Senator Al Franken reacted sharply to the president's latest actions, including the executive orders and the decision to halt the CSR payments.
"It’s going to drive up the cost of health care and it’s going to drive up our deficit at the same time," Sen. Franken said, citing the scoring done by the nonpartisan Congressional Budget Office.
"This is so damaging to people. It’s an amazingly destructive thing to do."
The heads of three state agencies said insurance rates for 2018 had been set, and wouldn't be affected.
"While the President’s action will almost certainly create higher health insurance costs in the years ahead, it will not immediately impact health insurance rates or federal tax credits available during Minnesota’s upcoming open enrollment period," read a joint statement by Commerce Commissioner Mike Rothman, Human Services Commissioner Emily Piper Johnson and MNsure CEO Allison O'Toole.
The federal tax credits the commissioners referenced are instant discounts available to those who earn up to 400 percent of the federal poverty line. Those tax credits aren't affected by President Trump's action on the CSR subsidies.
This will be the second court battle over the CSR payments. US House Republicans in 2014 sued the Obama Administration, attempting to block the payments, citing the same lack of appropriations. The lawmakers won the first round in federal court but the Obama Administration appealed it.
When it became clear the Trump Administration wouldn't take up the fight, Minnesota and other states intervened in the case in order to defend the CSR payments.
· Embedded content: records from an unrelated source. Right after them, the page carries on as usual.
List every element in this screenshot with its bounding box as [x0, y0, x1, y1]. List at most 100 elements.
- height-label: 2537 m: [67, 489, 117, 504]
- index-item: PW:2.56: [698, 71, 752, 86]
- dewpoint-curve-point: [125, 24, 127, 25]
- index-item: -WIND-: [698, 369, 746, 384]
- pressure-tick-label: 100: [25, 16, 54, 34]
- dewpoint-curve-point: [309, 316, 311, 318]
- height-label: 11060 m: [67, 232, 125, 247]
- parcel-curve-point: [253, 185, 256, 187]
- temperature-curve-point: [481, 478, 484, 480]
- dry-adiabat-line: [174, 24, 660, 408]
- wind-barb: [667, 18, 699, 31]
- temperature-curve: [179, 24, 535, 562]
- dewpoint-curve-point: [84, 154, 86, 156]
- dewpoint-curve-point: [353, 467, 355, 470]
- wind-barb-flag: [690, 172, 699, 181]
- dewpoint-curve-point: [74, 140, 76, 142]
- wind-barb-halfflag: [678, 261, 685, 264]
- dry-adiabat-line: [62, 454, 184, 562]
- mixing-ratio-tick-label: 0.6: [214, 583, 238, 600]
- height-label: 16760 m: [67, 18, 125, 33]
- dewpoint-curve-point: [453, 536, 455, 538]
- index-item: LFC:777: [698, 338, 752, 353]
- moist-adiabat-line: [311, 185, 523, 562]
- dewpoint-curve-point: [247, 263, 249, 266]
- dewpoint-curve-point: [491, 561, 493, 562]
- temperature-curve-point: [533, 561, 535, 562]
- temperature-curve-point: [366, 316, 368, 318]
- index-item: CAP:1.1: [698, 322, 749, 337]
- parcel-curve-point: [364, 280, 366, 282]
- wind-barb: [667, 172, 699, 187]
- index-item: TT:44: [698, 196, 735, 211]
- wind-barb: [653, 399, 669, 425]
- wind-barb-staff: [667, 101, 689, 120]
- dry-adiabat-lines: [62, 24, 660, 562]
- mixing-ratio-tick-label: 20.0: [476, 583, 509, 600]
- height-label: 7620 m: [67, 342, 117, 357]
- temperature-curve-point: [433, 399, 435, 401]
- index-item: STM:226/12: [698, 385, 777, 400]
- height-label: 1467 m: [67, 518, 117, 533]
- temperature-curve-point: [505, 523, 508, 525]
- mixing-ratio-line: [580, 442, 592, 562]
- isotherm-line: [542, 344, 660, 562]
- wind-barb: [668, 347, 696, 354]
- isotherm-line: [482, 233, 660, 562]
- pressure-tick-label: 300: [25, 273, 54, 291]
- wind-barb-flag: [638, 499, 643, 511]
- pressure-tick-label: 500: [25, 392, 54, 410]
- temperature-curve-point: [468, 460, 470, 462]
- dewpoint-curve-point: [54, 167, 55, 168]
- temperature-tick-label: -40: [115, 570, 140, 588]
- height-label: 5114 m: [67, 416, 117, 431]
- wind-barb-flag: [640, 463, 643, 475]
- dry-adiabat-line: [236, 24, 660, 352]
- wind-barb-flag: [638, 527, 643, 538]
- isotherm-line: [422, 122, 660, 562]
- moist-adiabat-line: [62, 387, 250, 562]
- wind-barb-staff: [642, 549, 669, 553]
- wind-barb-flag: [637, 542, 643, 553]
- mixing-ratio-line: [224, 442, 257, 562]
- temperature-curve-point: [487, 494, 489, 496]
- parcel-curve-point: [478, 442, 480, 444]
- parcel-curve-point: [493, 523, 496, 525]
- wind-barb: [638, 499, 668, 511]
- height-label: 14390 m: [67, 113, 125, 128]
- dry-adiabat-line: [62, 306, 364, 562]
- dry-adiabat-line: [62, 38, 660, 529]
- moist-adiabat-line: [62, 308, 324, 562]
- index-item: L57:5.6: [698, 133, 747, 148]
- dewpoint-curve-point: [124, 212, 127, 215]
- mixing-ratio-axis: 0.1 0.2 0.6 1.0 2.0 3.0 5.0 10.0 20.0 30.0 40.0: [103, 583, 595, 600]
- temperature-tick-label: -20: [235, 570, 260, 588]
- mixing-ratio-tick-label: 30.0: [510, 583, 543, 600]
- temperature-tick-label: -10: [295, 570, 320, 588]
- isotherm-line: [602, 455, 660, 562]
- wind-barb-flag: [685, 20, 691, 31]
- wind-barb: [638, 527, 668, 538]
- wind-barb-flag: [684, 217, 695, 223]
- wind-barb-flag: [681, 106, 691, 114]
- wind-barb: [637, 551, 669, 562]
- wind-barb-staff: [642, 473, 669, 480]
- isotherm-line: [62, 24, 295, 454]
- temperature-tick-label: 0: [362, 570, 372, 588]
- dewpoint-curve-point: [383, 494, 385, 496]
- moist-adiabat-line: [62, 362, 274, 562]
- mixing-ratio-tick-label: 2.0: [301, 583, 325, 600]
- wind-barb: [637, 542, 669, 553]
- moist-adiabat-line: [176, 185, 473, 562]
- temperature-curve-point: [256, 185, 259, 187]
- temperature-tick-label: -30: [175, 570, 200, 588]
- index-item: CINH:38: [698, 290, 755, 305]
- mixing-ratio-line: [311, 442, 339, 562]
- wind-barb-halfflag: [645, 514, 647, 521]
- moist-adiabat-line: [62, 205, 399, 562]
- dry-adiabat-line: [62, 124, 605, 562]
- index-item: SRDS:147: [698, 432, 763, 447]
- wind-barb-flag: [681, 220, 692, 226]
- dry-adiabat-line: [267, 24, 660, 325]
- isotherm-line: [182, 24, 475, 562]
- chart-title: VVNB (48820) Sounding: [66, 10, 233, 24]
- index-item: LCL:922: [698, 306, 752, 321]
But that first case has been on hold, or in abeyance, based on the notion that Congress will find a political resolution to the dispute.
Trump filed a motion in that first case, notifying the courts the government is stopping payments because the White House agrees with Republican lawmakers who brought the original lawsuit.
There are concern that the loss of CSR payments could eventually impact the larger group of 100,000 Minnesota Care enrollees, but Attorney General Swanson said the latest order from the Trump Administration wouldn't have an immediate impact on that program.
The president's action on the cost-sharing subsidies came hours after he signed an executive order that would allow persons to buy health plans that don't contain the all of the minimum coverage required by the Affordable Care Act. The orders would also remove barriers to buying policies sold in other states.